Beal's comments coincide with the latest report - Regional Economic Outlook: Asia and Pacific - published by the International Monetary Fund (IMF), which states Asia is leading the global recovery for two key reasons.

The first of these is private domestic demand, which is expected to remain robust. The second reason is the global and domestic inventory cycle, which the IMF says is likely to boost Asia's industrial production and exports further for most of 2010, as demand finally recovers in developed economies.

Beal is also bullish on the Asian consumption story. He says the region needs to start looking to build on export relationships with developing markets elsewhere, and relying less on the West. "If Asia has learnt anything in the last couple of years it is that you cannot rely on the West anymore, public debt and consumer debt is unsustainable."

"The idea that the West can keep mopping up cheap exports from Asia is not going to happen anymore. Asia needs to look to developing markets instead," he says. Beal believes Asia has already benefited from trading with markets and regions such as the Middle East, Africa, Latin America and emerging Europe, particularly Russia. Demographic and consumer factors have also helped Asia become an attractive investment opportunity.

"The Asian workforce is continuing to grow, this means there are more and more people able to earn money to save and to spend in Asia," he says.

"Consumer credit is a fraction of what it is in the West, the Asian consumer is not leveraged. There is an incentive to buy things in Asia now and the region is definitely at the start of the credit cycle."

He also points to Asian banks and public finances, which he says are in great shape, with the proportion of disposable income being saved averaging over 30 per cent for China and Singapore. In comparison the rate for the UK and US stand at about five and four per cent respectively. Public debt as a percentage of GDP stands at around 32 per cent in Asia ex Japan, compared to just under 90 per cent in the G7 countries.

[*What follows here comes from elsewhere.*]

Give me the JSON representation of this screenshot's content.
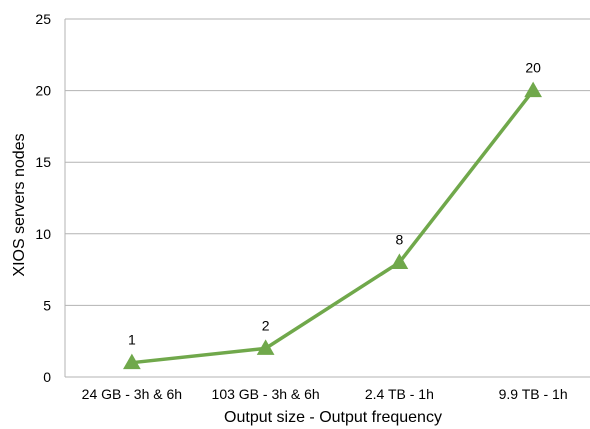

China as a market stands out in the region, Beal notes. The Pacific Investment Trust's ability to outperform its benchmark MSCI AC Asia Ex Japan index by about 11 per cent in the year to 31 December 2009 is largely down to investing in this one market. Of that 11 per cent, Beal says Chinese stocks such as Tencent Holdings accounted for about half, or 5.5 per cent, with another 3.3 per cent coming from the trust’s net gearing.
 
"Over a ten year view growth investing is the right approach, it has just been that the last few years have been quite tough in Asia," he says.